In my 17 years of studying and 11 years of teaching yoga, I’ve always been in on the lookout for teachings that are simple, honest, practical, useful. There is so much shoddy teaching in yoga. Fuzzy, magical thinking gets laid over very peculiar ideas about the body and the mind and the connection between the two. Even in Iyengar Yoga, the style that I would most identify with, there are directions given that I flat out disagree with. I’m always checking in with myself about what I think yoga is and can be, how the way I practice fits in with that and in what direction it can take. When I cam to Alexander Technique, it seemed to me they were, in some ways, a perfect fit. And where they differed, I increasingly have found that I agree more with AT.
So, with this as a foundation, I had hoped to eventually be able to find ways of integrating AT into Yoga. In many ways, my yoga practice and teaching have a lot in common. Where the two seem to directly contradict each other I have figured out ways of reconciling them. But my intention had been, over the years of the AT training, to go deeper in exploring how the two can connect.

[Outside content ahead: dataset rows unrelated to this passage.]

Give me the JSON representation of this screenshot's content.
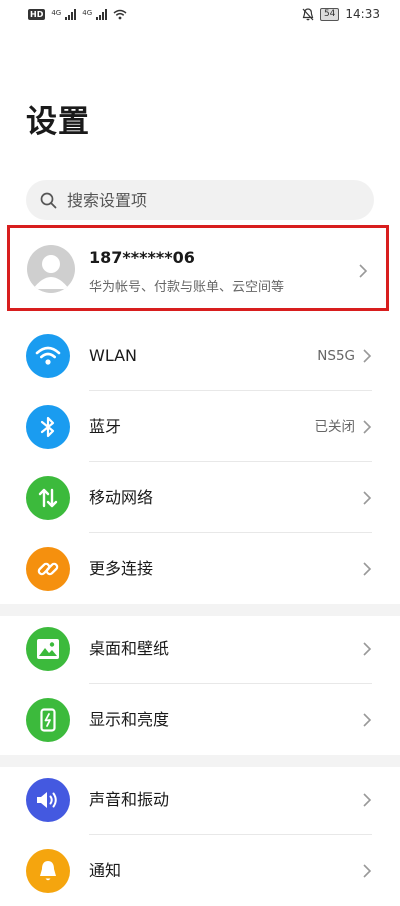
{
  "status_bar": {
    "hd_label": "HD",
    "network_1": "4G",
    "network_2": "4G",
    "battery": "54",
    "time": "14:33"
  },
  "page": {
    "title": "设置"
  },
  "search": {
    "placeholder": "搜索设置项"
  },
  "account": {
    "name": "187******06",
    "subtitle": "华为帐号、付款与账单、云空间等"
  },
  "sections": [
    {
      "items": [
        {
          "label": "WLAN",
          "value": "NS5G",
          "icon": "wifi-icon",
          "color": "#1a9cf0"
        },
        {
          "label": "蓝牙",
          "value": "已关闭",
          "icon": "bluetooth-icon",
          "color": "#1a9cf0"
        },
        {
          "label": "移动网络",
          "value": "",
          "icon": "mobile-data-icon",
          "color": "#3cba3c"
        },
        {
          "label": "更多连接",
          "value": "",
          "icon": "link-icon",
          "color": "#f5900e"
        }
      ]
    },
    {
      "items": [
        {
          "label": "桌面和壁纸",
          "value": "",
          "icon": "wallpaper-icon",
          "color": "#3cba3c"
        },
        {
          "label": "显示和亮度",
          "value": "",
          "icon": "display-icon",
          "color": "#3cba3c"
        }
      ]
    },
    {
      "items": [
        {
          "label": "声音和振动",
          "value": "",
          "icon": "sound-icon",
          "color": "#4459e0"
        },
        {
          "label": "通知",
          "value": "",
          "icon": "bell-icon",
          "color": "#f5a50e"
        }
      ]
    }
  ]
}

Last week we read from the book “More Talk of Alexander,” edited by Dr. Wilfred Barlow. In his essay “What sort of Alexander Teacher?” he talks about the developmental path of the evolving teacher:
“Why then should Alexander teachers—or any teachers for that matter—vary so much in quality or competence? After seeing the development of many teachers’ stories over the years, there seems to be a series of stages in achieving maturity as a teacher. The first stage will have been one of acceptance of the need to have personal Alexander lessons. The next stage will be one of choosing to become an Alexander teacher and of joining a teacher-training group. It is often not until quite well on in the training that the third stage appears—one of clear commitment to make Alexander teaching the main career and mode of earning a living. This is a commitment which will often last a few years after finishing the actual training, but often in this stage there will be other competing lines of development—an attachment to some other career and way of earning a living. This will be the stage at which the newly-trained teacher is still very excited by the Alexander ideas, but may no longer accept passively the values which his teachers have passed on. He may begin, in this stage, to attempt to shape the Technique to fit in with other skills—an athlete may seek to combine it, say, with running; a musician with piano, voice or violin techniques; a dancer with various movement disciplines or yoga; a naturopath-lover perhaps with various other fringe activities; a devotee of esoteric disciplines such as Gurdjieff or meditation may begin to include some of these modes of “work” and “contemplation” in his ALexander instruction; and so on. Such an experimental phase may be an important one for many teachers but likewise it may prevent full professional development into the next stage. I would of course include in this stage my own early medical assays.”
I can see what he means. With any of these practices you really have to throw yourself into them whole-heartedly or you run the risk of staying at the surface, of being little more than a dilettante. As much as I love AT and Yoga, both need to be taught in very specific ways. As a newbie when it comes to AT, I wouldn’t dream of mixing yoga into an AT lesson. I know that, when I graduate, I am going to have to make a concerted effort for a few years to make teaching AT a priority, maybe even teaching yoga quite a bit less.